Cattle herders killed 82 people and wounded 25 in a village in central Nigeria over grazing rights, police said on Tuesday, less than two weeks before a national election in which political and ethnic tensions are running high.
Police went on Monday to investigate the attack by Muslim Fulani herdsmen on the mostly Christian Egba ethnic group at the weekend in the remote village Agatu Iga in Benue state, in the flashpoint "Middle Belt" of Africa's most populous nation.
Hundreds have been killed in the past year in clashes between the semi-nomadic, cattle-herding Fulani and the more settled communities that practice a mix of farming and cattle rearing.
There was no indication the attack had anything to do with Islamist militant group Boko Haram, which has killed thousands in a six-year insurgency mostly in the far north of Nigeria.

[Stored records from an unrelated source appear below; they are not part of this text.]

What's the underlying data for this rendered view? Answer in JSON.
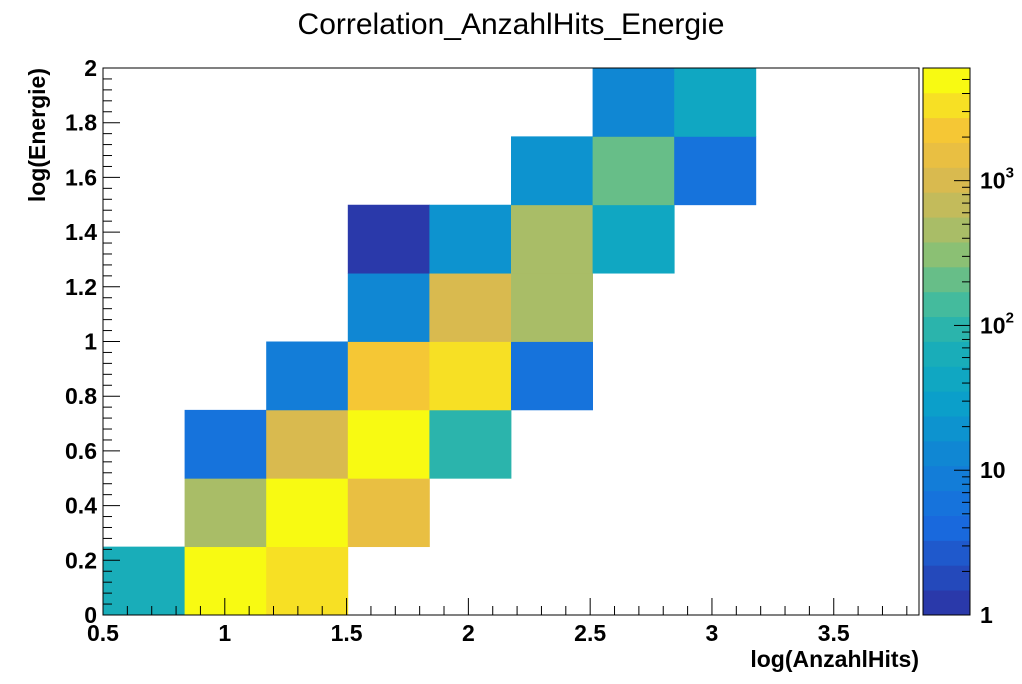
{
  "chart_data": {
    "type": "heatmap",
    "title": "Correlation_AnzahlHits_Energie",
    "xlabel": "log(AnzahlHits)",
    "ylabel": "log(Energie)",
    "xlim": [
      0.5,
      3.85
    ],
    "ylim": [
      0,
      2
    ],
    "x_ticks": [
      0.5,
      1,
      1.5,
      2,
      2.5,
      3,
      3.5
    ],
    "x_tick_labels": [
      "0.5",
      "1",
      "1.5",
      "2",
      "2.5",
      "3",
      "3.5"
    ],
    "y_ticks": [
      0,
      0.2,
      0.4,
      0.6,
      0.8,
      1,
      1.2,
      1.4,
      1.6,
      1.8,
      2
    ],
    "y_tick_labels": [
      "0",
      "0.2",
      "0.4",
      "0.6",
      "0.8",
      "1",
      "1.2",
      "1.4",
      "1.6",
      "1.8",
      "2"
    ],
    "x_bin_edges": [
      0.5,
      0.835,
      1.17,
      1.505,
      1.84,
      2.175,
      2.51,
      2.845,
      3.18,
      3.515,
      3.85
    ],
    "y_bin_edges": [
      0,
      0.25,
      0.5,
      0.75,
      1,
      1.25,
      1.5,
      1.75,
      2
    ],
    "z_scale": "log",
    "zlim": [
      1,
      6000
    ],
    "colorbar_ticks": [
      {
        "value": 1,
        "base": "1",
        "exp": ""
      },
      {
        "value": 10,
        "base": "10",
        "exp": ""
      },
      {
        "value": 100,
        "base": "10",
        "exp": "2"
      },
      {
        "value": 1000,
        "base": "10",
        "exp": "3"
      }
    ],
    "cells": [
      {
        "xi": 0,
        "yi": 0,
        "z": 70
      },
      {
        "xi": 1,
        "yi": 0,
        "z": 5500
      },
      {
        "xi": 2,
        "yi": 0,
        "z": 4000
      },
      {
        "xi": 1,
        "yi": 1,
        "z": 420
      },
      {
        "xi": 2,
        "yi": 1,
        "z": 5500
      },
      {
        "xi": 3,
        "yi": 1,
        "z": 1800
      },
      {
        "xi": 1,
        "yi": 2,
        "z": 5
      },
      {
        "xi": 2,
        "yi": 2,
        "z": 1000
      },
      {
        "xi": 3,
        "yi": 2,
        "z": 5500
      },
      {
        "xi": 4,
        "yi": 2,
        "z": 110
      },
      {
        "xi": 2,
        "yi": 3,
        "z": 8
      },
      {
        "xi": 3,
        "yi": 3,
        "z": 2000
      },
      {
        "xi": 4,
        "yi": 3,
        "z": 3300
      },
      {
        "xi": 5,
        "yi": 3,
        "z": 5
      },
      {
        "xi": 3,
        "yi": 4,
        "z": 12
      },
      {
        "xi": 4,
        "yi": 4,
        "z": 1000
      },
      {
        "xi": 5,
        "yi": 4,
        "z": 430
      },
      {
        "xi": 3,
        "yi": 5,
        "z": 1.3
      },
      {
        "xi": 4,
        "yi": 5,
        "z": 20
      },
      {
        "xi": 5,
        "yi": 5,
        "z": 430
      },
      {
        "xi": 6,
        "yi": 5,
        "z": 50
      },
      {
        "xi": 5,
        "yi": 6,
        "z": 22
      },
      {
        "xi": 6,
        "yi": 6,
        "z": 200
      },
      {
        "xi": 7,
        "yi": 6,
        "z": 5
      },
      {
        "xi": 6,
        "yi": 7,
        "z": 15
      },
      {
        "xi": 7,
        "yi": 7,
        "z": 40
      }
    ],
    "grid": false,
    "legend": "none"
  }
}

"It is the longstanding issue over grazing rights and cattle rustling between Egba and Fulani people," police spokesman Ezeala Austin said by telephone.
Fears are that tensions in the Middle Belt could be exploited by politicians if the presidential election on March 28 is disputed, triggering deadly unrest, as happened in 2011.
The vote pits incumbent Goodluck Jonathan, a Christian from the south, against former military leader Muhammadu Buhari, a northern Muslim.
However, Interior Minister Abba Moro told national radio on Tuesday, "The killings in Egba have nothing to do with the upcoming elections."